Doch was Pascale viel mehr Sorgen bereitete, war die Tatsache, dass ihre Mutter seit eben diesen drei Tagen so furchtbar bleich aussah. Sie wich Pascale kaum von der Seite, begleitete sie sogar auf ihren Wegen zum Manoir de Tarde, strich ihr über den Kopf, wann immer Pascale ihr nah kam. Das war jedoch nicht allzu häufig, denn Pascale fand, dass sie längst aus dem Alter heraus war, in dem man sich von den Eltern über den Kopf streicheln ließ. Aber dass ihre Mutter so ängstlich wirkte, so, als befürchte sie irgendein Unglück, ließ die Sorgen auf Pascale überspringen, auch wenn ihre Mutter ihr auswich und kein Wort preisgeben wollte, von dem, was sie bedrückte.

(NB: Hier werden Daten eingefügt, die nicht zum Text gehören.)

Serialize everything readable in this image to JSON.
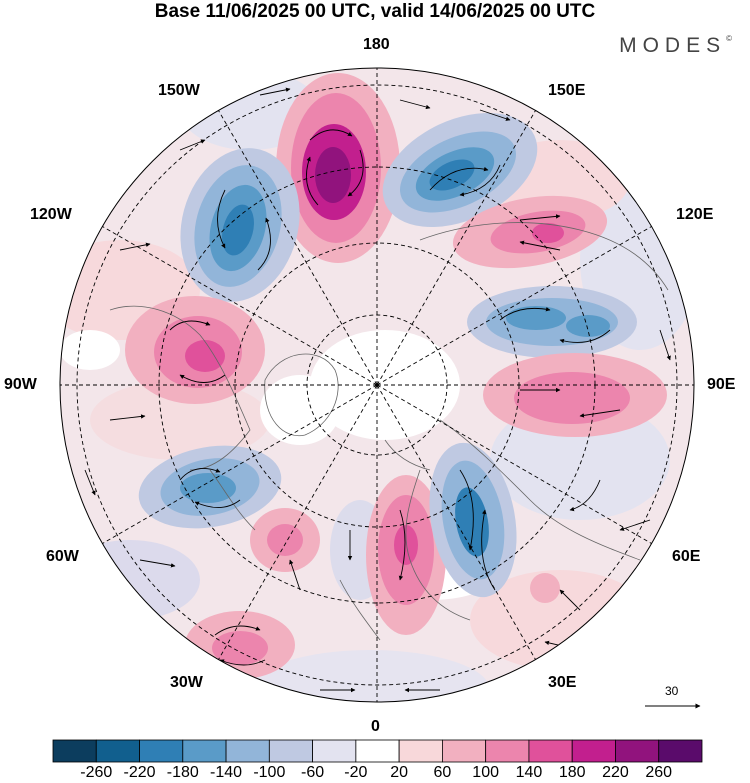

Pascale sollte den Gastraum nicht betreten. Sowohl ihr Vater als auch ihre Mutter schoben sie zurück in die Küche, sobald sie auch nur einen Schritt auf das Stroh setzte, das den Boden im Gastraum bedeckte und längst hätte ausgetauscht werden müssen.

Somit war Pascale abgeschnitten von ihrer Nische und ihrem Buch.

Einmal fiel ihr auf, wie ihre Mutter bei dem Reisenden stand. Sie sprachen kein Wort, zumindest er nicht, das konnte sie sehen, aber Pascale bemerkte, dass der Reisende ihrer Mutter Blicke zuwarf, die eine stumme Botschaft in sich trugen.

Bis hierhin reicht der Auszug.